The referendum was a clear example of the power of political persuasion. Surveys after the event indicate that a lot of folks who were in favor of the U.K. remaining in the Union didn't bother to vote, assuming their side would be the winner. Meanwhile, some of those wishing for the Brexit voted for that outcome without understanding the ramifications, or even believing their vote mattered. In part, they responded to emotional appeals to halt immigration and protest the regulations coming from Brussels, both of which are important problems. But, leaving the EU will have a direct and long-lasting impact on the economy that will have a serious effect on individuals.
What does the turmoil in Great Britain and the rest of unified Europe matter to those of us who live in America and are retired, or moving in that direction? Our political narrative seems to be leaning toward a turning inward of our economy and commitments. Trade pacts, tariffs, protectionism......concepts most of us are not well versed on but have a direct effect on our daily life have taken on a new urgency since the U.K. vote.
Satisfying Retirement Journey is not a financial blog. I am not going to give my opinions on the relative merits and pitfalls of such talk. But, I am comfortable in offering some thoughts on how all of this may impact your retirement.

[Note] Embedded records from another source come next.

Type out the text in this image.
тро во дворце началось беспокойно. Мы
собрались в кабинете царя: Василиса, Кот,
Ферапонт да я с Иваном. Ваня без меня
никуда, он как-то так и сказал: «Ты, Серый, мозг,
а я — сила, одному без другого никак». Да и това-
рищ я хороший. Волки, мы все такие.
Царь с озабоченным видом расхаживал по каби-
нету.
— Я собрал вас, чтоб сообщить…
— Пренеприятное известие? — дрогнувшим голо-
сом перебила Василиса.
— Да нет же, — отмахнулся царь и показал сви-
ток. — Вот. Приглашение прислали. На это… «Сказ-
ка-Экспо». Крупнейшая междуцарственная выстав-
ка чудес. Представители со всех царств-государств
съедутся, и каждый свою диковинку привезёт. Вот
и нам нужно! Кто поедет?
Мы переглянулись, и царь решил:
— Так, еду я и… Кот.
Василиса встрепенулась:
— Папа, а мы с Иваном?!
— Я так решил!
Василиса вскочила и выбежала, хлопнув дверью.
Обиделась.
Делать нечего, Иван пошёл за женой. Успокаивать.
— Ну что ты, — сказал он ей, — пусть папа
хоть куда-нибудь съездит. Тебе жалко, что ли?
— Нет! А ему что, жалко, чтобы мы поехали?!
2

Certainly in the short term, the Brexit vote will be a drag on the world's economic health. As of this writing, the Dow Jones Average has recovered most of the nearly 1,000 point drop it suffered in the first few days. If you were brave enough to look at your investments during that period, antacid pills were probably required. Now, with more than a week of the upheaval behind us, things have stabilized. No doubt more economic shocks are ahead of us. But, the initial shock has passed.
Looking ahead, it could take two years for the U.K. to cut its ties with the European Union. During that time there will be ongoing negotiations to determine the part Great Britain will play in the world economy. The world markets hate uncertainty and that will be our future for quite some time. I expect that means difficulty in planning and projections of financial impact and that translates into an unstable period.
For our retirement planning, I suggest this should mean four things:
1. Make no immediate changes to retirement investments or holdings. The worst time to make financial decisions is when stress and uncertainty are present. Just ask someone who dumped everything in 2008.
2. Review any foreign holdings you have. Those in European countries should be watched carefully as things unfold over the next several months and years. Projections of the Brexit effect on financial growth are purely guesses at this point. All foreign investments need extra scrutiny in periods like this. Yes, money is made in down markets if you know what you are doing. Abandoning investments outside the U.S. is not the answer. Being vigilant is.
3. If you have been looking for an excuse to downsize and simplify, use Brexit as a motivator. Sometimes it just takes an outside event to push us in a direction we want to travel. Use economic uncertainty as a reason to reduce your expenses and cut back on consumption. Even if there is little direct impact on your financial health from the world situation, cutting back to bring needs and wants in better balance is always a good thing.
4. Pay attention to the upcoming election, get beyond the sound bites, and vote in November. As I noted earlier, there are reports of "buyer's remorse" from some who voted for leaving the European Union. Those folks say they did not know the impact their "leave" vote would have on their daily lives, or they thought of their vote as just a protest that would not affect the final results. Many in the "Remain" camp made similar miscalculations when they assumed the outcome of the referendum would be to stay, so they didn't bother to vote.
Could we allow assumptions and miscalculations to have unintended consequences this fall? Absolutely. Is there a "do-over" option come November 9th? Not until November of 2020.